Conversely, any modules, blocks, operations or functionalities described herein, which are, for brevity, described in the context of a single embodiment, may also be provided separately or in any suitable sub-combination, including with features known in the art. Each element, e.g., operation described herein may have all characteristics and attributes described or illustrated herein, or, according to other embodiments, may have any subset of the characteristics or attributes described herein.

It is appreciated that apps implementing any functionality herein may include a cell app, mobile app, computer app, or any other application software. Any application may be bundled with a computer and its system software, or published separately. The term “phone” and similar used herein is not intended to be limiting and may be replaced or augmented by any device having a processor, such as but not limited to a mobile telephone, or also set-top-box, TV, remote desktop computer, game console, tablet, mobile, e.g., laptop or other computer terminal, embedded remote unit, which may either be networked itself (may itself be a node in a conventional communication network e.g.) or may be conventionally tethered to a networked device (to a device which is a node in a conventional communication network or is tethered directly or indirectly/ultimately to such a node). Thus, the computing device may even be disconnected from e.g., WiFi, Bluetooth, etc., but may be tethered directly or ultimately to a networked device.

References herein to “said (or the) element x” having certain (e.g., functional or relational) limitations/characteristics, are not intended to imply that a single instance of element x is necessarily characterized by all the limitations/characteristics.

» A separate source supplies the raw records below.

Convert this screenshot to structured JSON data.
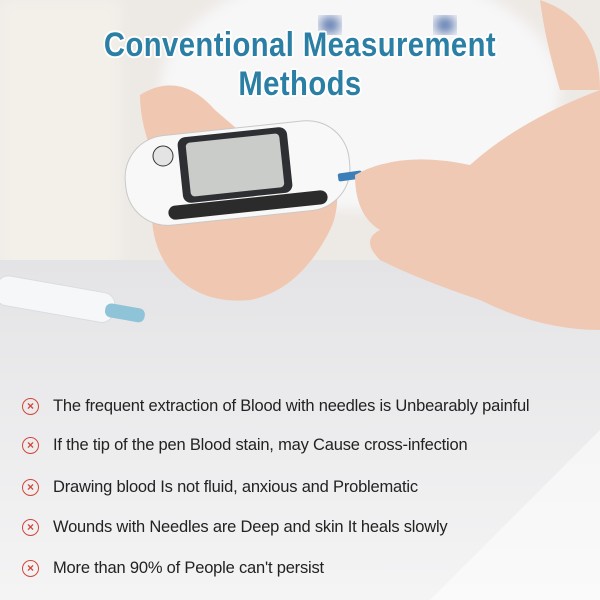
{
  "title": "Conventional Measurement Methods",
  "items": [
    {
      "icon": "x-circle-icon",
      "text": "The frequent extraction of Blood with needles is Unbearably painful"
    },
    {
      "icon": "x-circle-icon",
      "text": "If the tip of the pen Blood stain, may Cause cross-infection"
    },
    {
      "icon": "x-circle-icon",
      "text": "Drawing blood Is not fluid, anxious and Problematic"
    },
    {
      "icon": "x-circle-icon",
      "text": "Wounds with Needles are Deep and skin It heals slowly"
    },
    {
      "icon": "x-circle-icon",
      "text": "More than 90% of People can't persist"
    }
  ],
  "colors": {
    "title": "#2b7fa4",
    "icon": "#d2473a"
  }
}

Instead, “said (or the) element x” having certain (e.g. functional or relational) limitations/characteristics is intended to include both (a) an embodiment in which a single instance of element x is characterized by all of the limitations/characteristics and (b) embodiments in which plural instances of element x are provided, and each of the limitations/characteristics is satisfied by at least one instance of element x, but no single instance of element x satisfies all limitations/characteristics. For example, each time L limitations/characteristics are ascribed to “said” or “the” element X in the specification or claims (e.g. to “said processor” or “the processor”), this is intended to include an embodiment in which L instances of element X are provided, which respectively satisfy the L limitations/characteristics, each of the L instances of element X satisfying an individual one of the L limitations/characteristics. The plural instances of element x need not be identical. For example, if element x is a hardware processor, there may be different instances of x, each programmed for different functions and/or having different hardware configurations (e.g., there may be 3 instances of x: two Intel processors of different models, and one AMD processor).